11. Mendahulukan berbakti kepada kedua orang tua daripada berbuat baik
kepada istri.
Di antara hadits yang menunjukkan hal tersebut adalah kisah tiga orang yang
terjebak di dalam gua lalu mereka tidak bisa keluar kemudian mereka
bertawasul dengan amal baik mereka, di antara amal mereka, ‘ada yang
mendahulukan memberi susu untuk kedua orang tuanya, walaupun anak dan
istrinya membutuhkan’.
Hak-Hak Orang Tua Setelah Mereka Meninggal Dunia

1. Mengurus jenazahnya dan banyak mendoakan keduanya, karena hal ini


merupakan bakti seorang anak kepada kedua orang tuanya.

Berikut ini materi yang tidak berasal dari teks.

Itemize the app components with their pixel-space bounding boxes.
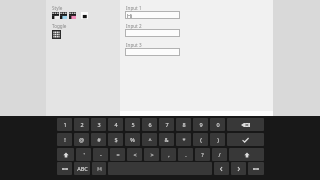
button[interactable]: /	[212, 148, 227, 161]
staticText: &	[164, 136, 169, 143]
staticText: /	[218, 151, 221, 158]
staticText: 5	[131, 121, 135, 128]
button[interactable]: Style 3	[69, 12, 76, 19]
button[interactable]: ABC	[74, 162, 90, 175]
button[interactable]: Right	[231, 162, 246, 175]
staticText: <	[133, 151, 137, 158]
staticText: 0	[216, 121, 220, 128]
staticText: .	[185, 151, 187, 158]
staticText: 7	[165, 121, 169, 128]
button[interactable]: >	[144, 148, 159, 161]
button[interactable]: 4	[108, 118, 123, 131]
button[interactable]: <	[127, 148, 142, 161]
button[interactable]: '	[76, 148, 91, 161]
staticText: Style	[52, 5, 63, 11]
staticText: Input 1	[126, 5, 142, 11]
staticText: 3	[97, 121, 101, 128]
staticText: 9	[199, 121, 203, 128]
button[interactable]: 7	[159, 118, 174, 131]
button[interactable]: Change language	[92, 162, 106, 175]
staticText: 6	[148, 121, 152, 128]
button[interactable]: Shift	[57, 148, 74, 161]
staticText: %	[130, 136, 135, 143]
staticText: (	[200, 136, 202, 143]
staticText: Input 2	[126, 23, 142, 29]
button[interactable]	[125, 48, 180, 56]
button[interactable]	[125, 29, 180, 37]
staticText: Input 3	[126, 42, 142, 48]
button[interactable]: 3	[91, 118, 106, 131]
staticText: 2	[80, 121, 84, 128]
button[interactable]: ?	[195, 148, 210, 161]
button[interactable]: =	[110, 148, 125, 161]
button[interactable]: 2	[74, 118, 89, 131]
staticText: ,	[168, 151, 170, 158]
button[interactable]: 5	[125, 118, 140, 131]
button[interactable]: 0	[210, 118, 225, 131]
staticText: Toggle	[52, 23, 67, 29]
staticText: )	[217, 136, 219, 143]
button[interactable]: 6	[142, 118, 157, 131]
button[interactable]: Keyboard settings	[57, 162, 72, 175]
button[interactable]: .	[178, 148, 193, 161]
button[interactable]: Enter	[227, 133, 264, 146]
button[interactable]: &	[159, 133, 174, 146]
button[interactable]: Toggle keyboard	[52, 30, 61, 39]
staticText: =	[116, 151, 120, 158]
button[interactable]: *	[176, 133, 191, 146]
button[interactable]: -	[93, 148, 108, 161]
staticText: 4	[114, 121, 118, 128]
button[interactable]: ^	[142, 133, 157, 146]
staticText: Hi	[127, 12, 133, 19]
staticText: ABC	[77, 165, 88, 172]
staticText: ?	[201, 151, 204, 158]
button[interactable]: Style 1	[52, 12, 59, 19]
button[interactable]: $	[108, 133, 123, 146]
button[interactable]: Style 4	[81, 12, 88, 19]
staticText: >	[150, 151, 154, 158]
staticText: !	[64, 136, 66, 143]
staticText: *	[182, 136, 186, 143]
staticText: ^	[148, 136, 152, 143]
button[interactable]: ,	[161, 148, 176, 161]
button[interactable]: %	[125, 133, 140, 146]
staticText: @	[79, 136, 84, 143]
button[interactable]: !	[57, 133, 72, 146]
button[interactable]: Left	[214, 162, 229, 175]
staticText: $	[114, 136, 118, 143]
button[interactable]: #	[91, 133, 106, 146]
staticText: 1	[63, 121, 67, 128]
button[interactable]: Hi	[125, 11, 180, 19]
button[interactable]: Hide keyboard	[248, 162, 264, 175]
button[interactable]: (	[193, 133, 208, 146]
button[interactable]: @	[74, 133, 89, 146]
button[interactable]: Backspace	[227, 118, 264, 131]
button[interactable]: 8	[176, 118, 191, 131]
button[interactable]: Style 2	[60, 12, 67, 19]
button[interactable]: 1	[57, 118, 72, 131]
staticText: '	[83, 151, 85, 158]
staticText: #	[97, 136, 101, 143]
button[interactable]: Shift	[229, 148, 264, 161]
staticText: 8	[182, 121, 186, 128]
button[interactable]: 9	[193, 118, 208, 131]
button[interactable]: )	[210, 133, 225, 146]
staticText: -	[100, 151, 102, 158]
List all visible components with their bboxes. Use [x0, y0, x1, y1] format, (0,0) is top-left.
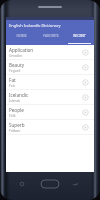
staticText: People — [9, 107, 24, 113]
button[interactable]: Application — [6, 45, 94, 60]
staticText: FAVORITE — [43, 33, 59, 38]
staticText: Icelandic — [9, 92, 29, 98]
button[interactable]: Play pronunciation — [82, 94, 89, 101]
button[interactable]: Play pronunciation — [82, 124, 89, 131]
button[interactable]: RECENT — [65, 31, 94, 45]
staticText: Fólk — [9, 113, 16, 118]
staticText: Superb — [9, 122, 25, 128]
button[interactable]: Superb — [6, 120, 94, 135]
button[interactable]: Play pronunciation — [82, 79, 89, 86]
button[interactable]: Recents — [19, 181, 25, 187]
staticText: Fegurð — [9, 68, 21, 73]
button[interactable]: Beauty — [6, 60, 94, 75]
staticText: Feit — [9, 83, 15, 88]
button[interactable]: FAVORITE — [36, 31, 65, 45]
staticText: Íslensk — [9, 98, 21, 103]
button[interactable]: Icelandic — [6, 90, 94, 105]
staticText: Umsókn — [9, 53, 23, 58]
button[interactable]: Play pronunciation — [82, 49, 89, 56]
button[interactable]: Home — [41, 180, 59, 188]
button[interactable]: Back — [72, 181, 78, 187]
button[interactable]: Play pronunciation — [82, 64, 89, 71]
staticText: English Icelandic Dictionary — [9, 23, 61, 28]
button[interactable]: People — [6, 105, 94, 120]
staticText: Fat — [9, 77, 16, 83]
staticText: RECENT — [73, 33, 86, 38]
staticText: HOME — [16, 33, 27, 38]
staticText: Frábær — [9, 128, 21, 133]
button[interactable]: Play pronunciation — [82, 109, 89, 116]
button[interactable]: HOME — [6, 31, 36, 45]
staticText: Beauty — [9, 62, 24, 68]
button[interactable]: Fat — [6, 75, 94, 90]
staticText: Application — [9, 47, 34, 53]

2. Beristighfar (memohonkan ampun kepada Allah Ta’ala) untuk mereka


berdua, karena merekalah orang yang paling utama untuk didoakan agar
Allah Ta’ala mengampuni dosa-dosa mereka dan menerima amal baik
mereka.

3. Menunaikan janji dan wasiat kedua orang tua yang belum terpenuhi semasa
hidup mereka, dan melanjutkan amal-amal baik yang pernah mereka
kerjakan selama hidup mereka. Sebab, pahala akan terus mengalir kepada
mereka berdua apabila amal baik tersebut dilanjutkan.

4. Memuliakan teman atau sahabat dekat kedua orang tua, Rasulullah


shallallahu ‘alaihi wasallam pernah bersabda, “Sesungguhnya bakti anak
yang terbaik adalah seorang anak yang menyambung tali persahabatan
dengan keluarga teman ayahnya setelah ayahnya meninggal”. (HR.
Muslim)

5. Menyambung tali silaturrahim dengan kerabat Ibu dan Ayah. Rasulullah


shallallahu ‘alaihi wasallam bersabda, “Barang siapa yang ingin
menyambung silaturrahim ayahnya yang ada dikuburannya, maka
sambunglah tali silaturrahim dengan saudara-saudara ayahnya setelah ia
meninggal”. (HR. Ibnu Hibban).

Semoga petunjuk Rasulullah shallallahu ‘alaihi wasallam dalam berbakti


kepada kedua orang tua di atas dapat kita wujudkan dalam kehidupan kita.
Karena hal tersebut merupakan hak mereka berdua sekaligus sebagai kewajiban
kita sebagai anak yang shalih untuk melakukannya. Wallahu a’lam.